Se il lavoro precario si generalizza, la società rischia di disintegrarsi. La integrazione sociale è infatti un bene primario che serve a mantenere l’ordine e la coesione sociale, intesi come stabilità di relazioni tra individui e gruppi sociali, etnici e religiosi.
Nel modello organizzativo della società flessibile non esiste più il tempo necessario né le occasioni affinché tra le persone si stabiliscano dei legami stabili. Anche l’idea del giorno festivo uguale per tutti, che è un simbolo di appartenenza, viene considerato un feticcio da rimuovere.
In una società democratica matura occorre che l’individuo sia integrato nella famiglia, nella comunità locale, in vari tipi di associazione; queste condizioni vengono annullate dalla flessibilità del lavoro che non conosce festività civili e religiose e si svolge anche di notte.
Inoltre l’indipendenza economica della persona, base della sua indipendenza politica, deve essere un reddito consistente e sicuro come condizione di riconoscimento sociale.

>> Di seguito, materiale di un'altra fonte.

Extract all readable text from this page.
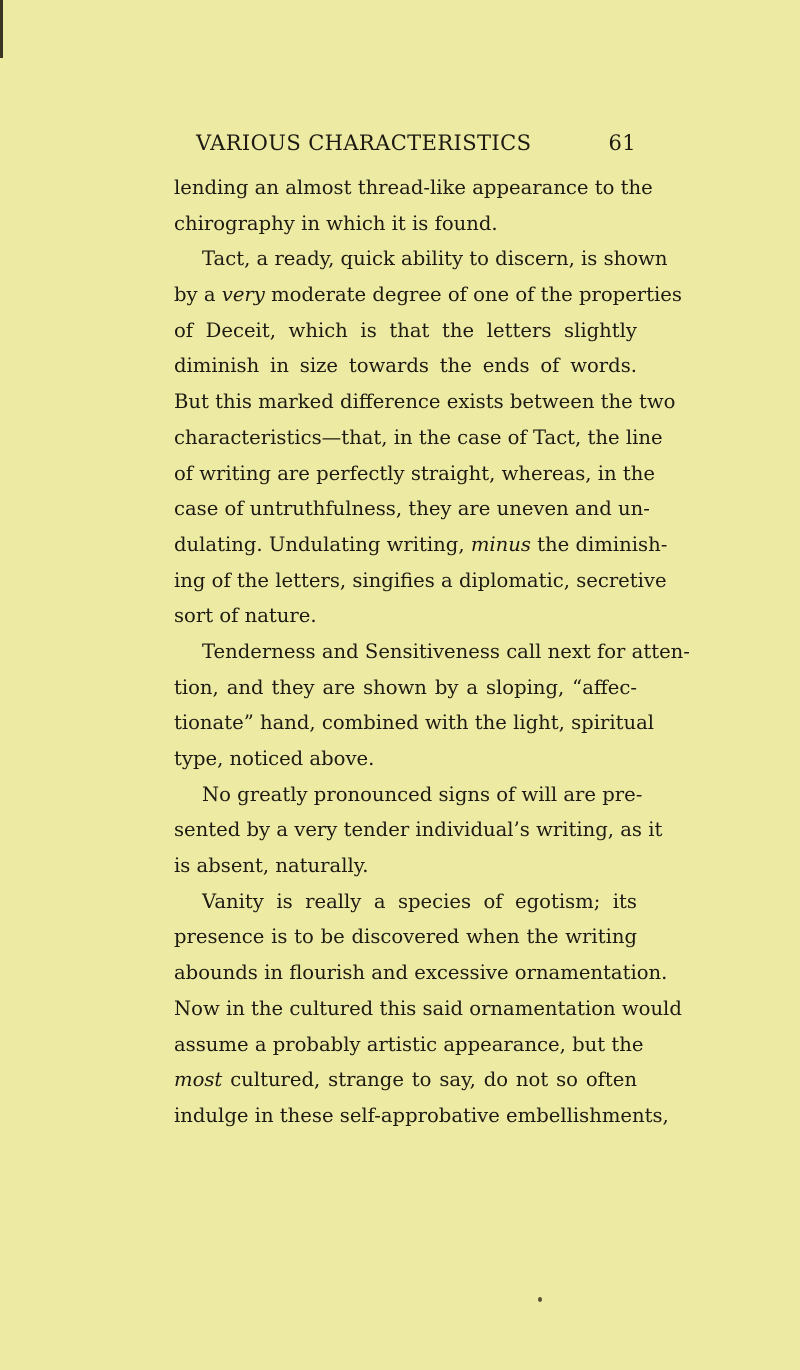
VARIOUS CHARACTERISTICS	61
lending an almost thread-like appearance to the
chirography in which it is found.
Tact, a ready, quick ability to discern, is shown
by a very moderate degree of one of the properties
of Deceit, which is that the letters slightly
diminish in size towards the ends of words.
But this marked difference exists between the two
characteristics—that, in the case of Tact, the line
of writing are perfectly straight, whereas, in the
case of untruthfulness, they are uneven and un-
dulating. Undulating writing, minus the diminish-
ing of the letters, singifies a diplomatic, secretive
sort of nature.
Tenderness and Sensitiveness call next for atten-
tion, and they are shown by a sloping, “affec-
tionate” hand, combined with the light, spiritual
type, noticed above.
No greatly pronounced signs of will are pre-
sented by a very tender individual’s writing, as it
is absent, naturally.
Vanity is really a species of egotism; its
presence is to be discovered when the writing
abounds in flourish and excessive ornamentation.
Now in the cultured this said ornamentation would
assume a probably artistic appearance, but the
most cultured, strange to say, do not so often
indulge in these self-approbative embellishments,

Con la società flessibile le sicurezze di base dei cittadini sono profondamente intaccate; la moltiplicazione dei lavori precari tende ad erodere la maggior parte delle tutele che gli Stati europei hanno costituito nell’ultimo secolo con il “Welfare State”, il sistema di sicurezza sociale.
La causa maggiore della forte domanda di lavoro flessibile è la riorganizzazione globale del processo produttivo allo scopo di ridurre il costo del lavoro e disporre di una mano d’opera necessaria al momento, cioè “just in time”.
Gli impianti produttivi vengono delocalizzati in Paesi dove i salari e i diritti dei lavoratori sono minori; così si sono posti direttamente in concorrenza un miliardo e mezzo di nuovi lavoratori con salari minimi e poco più di mezzo miliardo con salari e diritti elevati.
I processi economici che vanno sotto il nome di globalizzazione sono sostenuti da una legislazione del lavoro che incorpora la concezione del lavoro come merce. La flessibilità del lavoro ha portato una crescente insicurezza in tema di occupazione, cambiato identità professionali, modificato carriera e status sociale e messo in forse la progettabilità di vita. Essa però non ha affatto aumentato i posti di lavoro.
Le imprese hanno costruito un modello produttivo totalmente asservito alla libertà di movimento del capitale di cui la flessibilità del lavoro è la filiazione diretta della finanziarizzazione dell’intera economia.
Cambiare il modello produttivo dominante, sostenuto con entusiasmo da politici, imprenditori, studiosi, è quasi impossibile e i governi si limitano a mitigare gli effetti. Ma non ci si deve arrendere all’inevitabile e, quanto meno, bisogna cominciare a chiedere quali sono le cause di questa nuova e inquietante situazione.